Ethereum mainnet processes only 22 TPS, though Layer 2 solutions significantly improve performance.
Market Context Amid Protocol Upgrade Discussions
The TPS milestone occurred as Solana validators prepare to vote on SIMD-0326, the Alpenglow protocol upgrade that would replace the current TowerBFT consensus mechanisms with a system targeting 100-150 millisecond block finality.
The upgrade introduces direct voting and signature aggregation to reduce bandwidth overhead from current gossip traffic.
Alpenglow’s Votor protocol would eliminate on-chain vote transactions that currently inflate TPS figures, implementing off-chain voting with a 1.6 SOL per epoch Validator Admission Ticket fee.
The upgrade addresses performance limitations that impose 12.8-second finality delays without formal safety guarantees.
Notably, SOL token is trading around $180 at the time of writing, though it remains down 38% from January’s $293 all-time high.

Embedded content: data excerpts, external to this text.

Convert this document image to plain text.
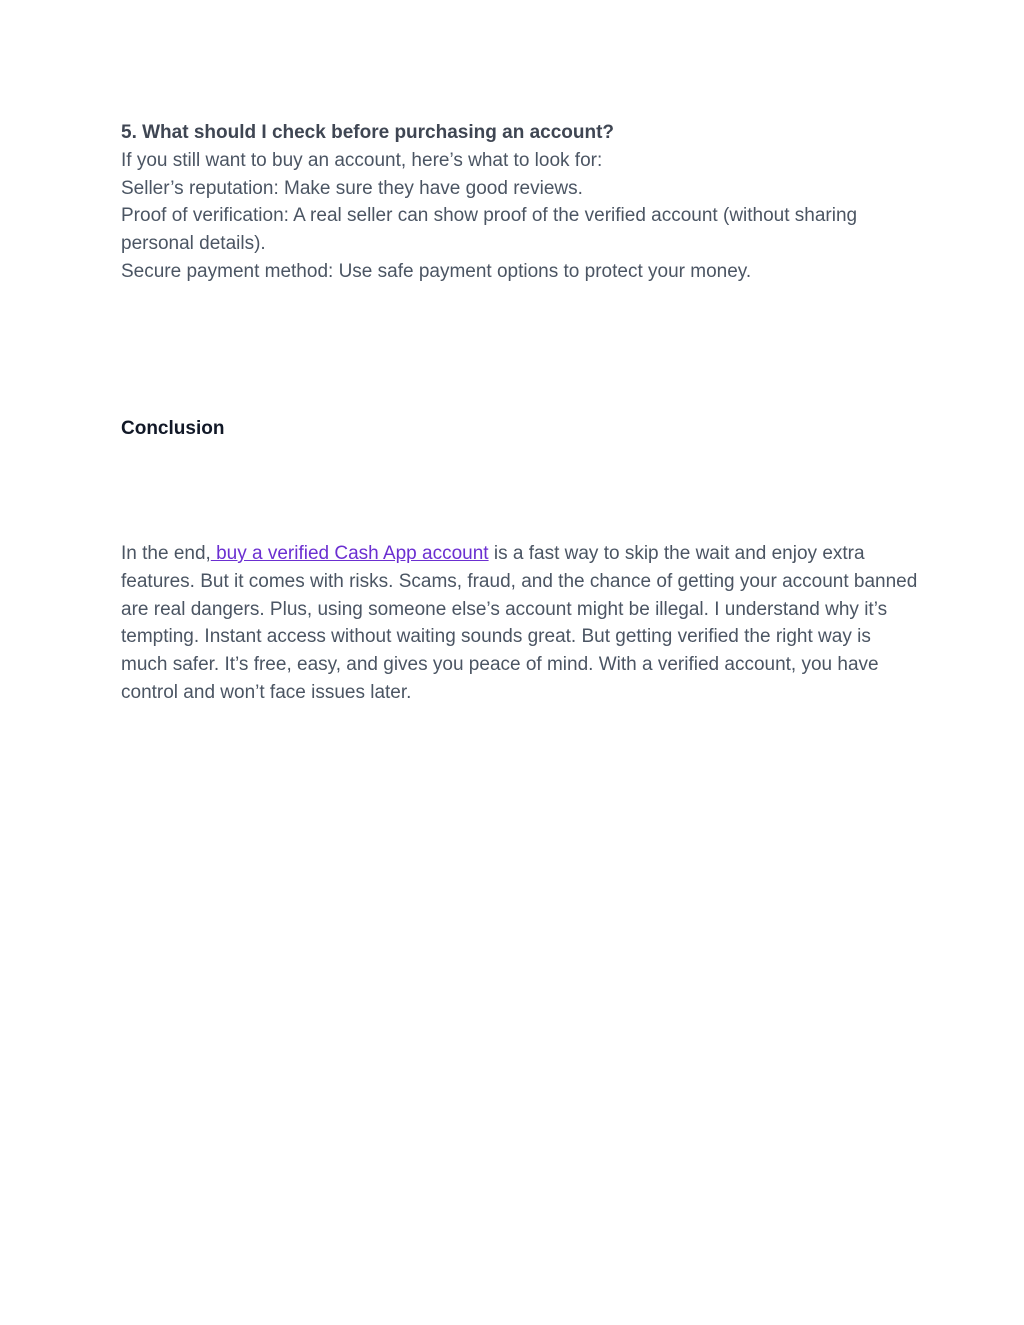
5. What should I check before purchasing an account?

If you still want to buy an account, here’s what to look for:

Seller’s reputation: Make sure they have good reviews.

Proof of verification: A real seller can show proof of the verified account (without sharing personal details).

Secure payment method: Use safe payment options to protect your money.

Conclusion

In the end, buy a verified Cash App account is a fast way to skip the wait and enjoy extra features. But it comes with risks. Scams, fraud, and the chance of getting your account banned are real dangers. Plus, using someone else’s account might be illegal. I understand why it’s tempting. Instant access without waiting sounds great. But getting verified the right way is much safer. It’s free, easy, and gives you peace of mind. With a verified account, you have control and won’t face issues later.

The SEC has also recently extended review periods for Bitwise and 21Shares Solana ETF proposals to October 16, with Bloomberg analysts expecting approval by mid-October.
However, despite these, open interest in SOL derivatives increased near record $12 billion levels, indicating long-term positioning for continued uptrend momentum.
Source: CoinGlassThe network’s memecoin-focused activity continues driving transaction volume, with decentralized finance applications approaching previous value highs despite broader market corrections.
For the new proposal, validators face mixed sentiment about Alpenglow implementation costs and technical risks during the current bull market cycle.